Question

Evaluate the integral: \[ I = \int_{-\pi}^{\pi} \frac{x \sin x}{1 + \cos^2 x} \,dx. \]

• A. \( \frac{3\pi^2}{4} \)
• B. \( \frac{\pi}{2} + 1 \)
• C. \( \frac{\pi^2}{4} \)
• D. \( \frac{\pi^2}{2} \)

Hint:

For integrals of the form \( \int_{-a}^{a} f(x) dx \), check if \( f(x) \) is even or odd. If even, the integral is twice the integral from \( 0 \) to \( a \).

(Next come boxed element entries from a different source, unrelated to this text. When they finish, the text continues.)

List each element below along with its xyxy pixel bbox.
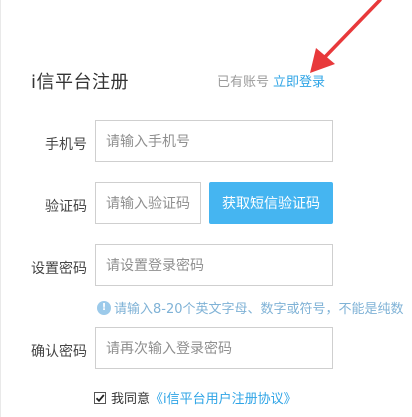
annotation-arrow-icon <box>310 0 382 73</box>
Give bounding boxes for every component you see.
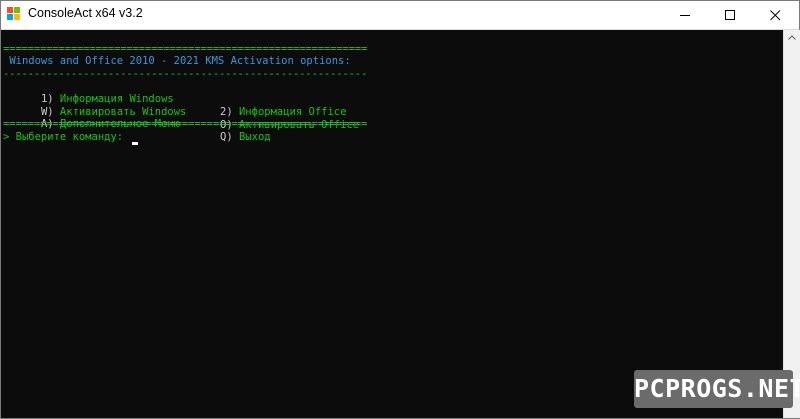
maximize-button[interactable] [708, 1, 753, 29]
text-cursor [132, 142, 138, 145]
close-button[interactable] [753, 1, 798, 29]
separator-line: ========================================… [3, 118, 368, 130]
minimize-button[interactable] [663, 1, 708, 29]
maximize-icon [725, 10, 735, 20]
minimize-icon [680, 15, 690, 16]
chevron-up-icon [788, 35, 796, 40]
window-title: ConsoleAct x64 v3.2 [28, 6, 143, 20]
console-window: ConsoleAct x64 v3.2 ====================… [0, 0, 800, 419]
close-icon [770, 10, 781, 21]
option-key: 2) [220, 106, 233, 118]
option-key: Q) [220, 131, 233, 143]
command-prompt[interactable]: > Выберите команду: [3, 131, 129, 144]
title-bar[interactable]: ConsoleAct x64 v3.2 [1, 1, 799, 30]
watermark-badge: PCPROGS.NET [634, 370, 800, 408]
option-label: Информация Office [238, 106, 347, 118]
scroll-up-button[interactable] [784, 30, 800, 46]
console-heading: Windows and Office 2010 - 2021 KMS Activ… [3, 55, 351, 67]
windows-logo-icon [7, 7, 21, 21]
console-output[interactable]: ========================================… [1, 30, 783, 418]
option-label: Выход [238, 131, 271, 143]
vertical-scrollbar[interactable] [783, 30, 800, 418]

Substituting trigonometric identities can simplify the integration.

Answer 1

The Correct Option is D

Step 1: Using the property of definite integrals We use the standard property: \[ \int_{-a}^{a} f(x) dx = \int_{-a}^{a} f(-x) dx. \] Setting \( f(x) = \frac{x \sin x}{1 + \cos^2 x} \), we check for symmetry by substituting \( x \to -x \): \[ f(-x) = \frac{-x \sin(-x)}{1 + \cos^2(-x)} = \frac{-x (-\sin x)}{1 + \cos^2 x} = \frac{x \sin x}{1 + \cos^2 x} = f(x). \] Since \( f(x) \) is an even function, we use: \[ \int_{-a}^{a} f(x) dx = 2 \int_{0}^{a} f(x) dx. \] Thus, \[ I = 2 \int_{0}^{\pi} \frac{x \sin x}{1 + \cos^2 x} \,dx. \]
Step 2: Substituting \( t = \cos x \) Let: \[ t = \cos x, \quad dt = -\sin x dx. \] Rewriting the integral: \[ I = 2 \int_{0}^{\pi} \frac{x \sin x}{1 + \cos^2 x} dx. \] Using substitution \( t = \cos x \), \[ dt = -\sin x dx. \] Thus, \[ I = 2 \int_{0}^{\pi} \frac{x (-dt)}{1 + t^2}. \] Recognizing the standard integral result: \[ \int \frac{x}{1+t^2} dt = \frac{x^2}{2}. \]
Step 3: Evaluating the Integral \[ I = 2 \times \frac{\pi^2}{4} = \frac{\pi^2}{2}. \] % Final Answer Thus, the correct answer is option (4): \( \frac{\pi^2}{2} \).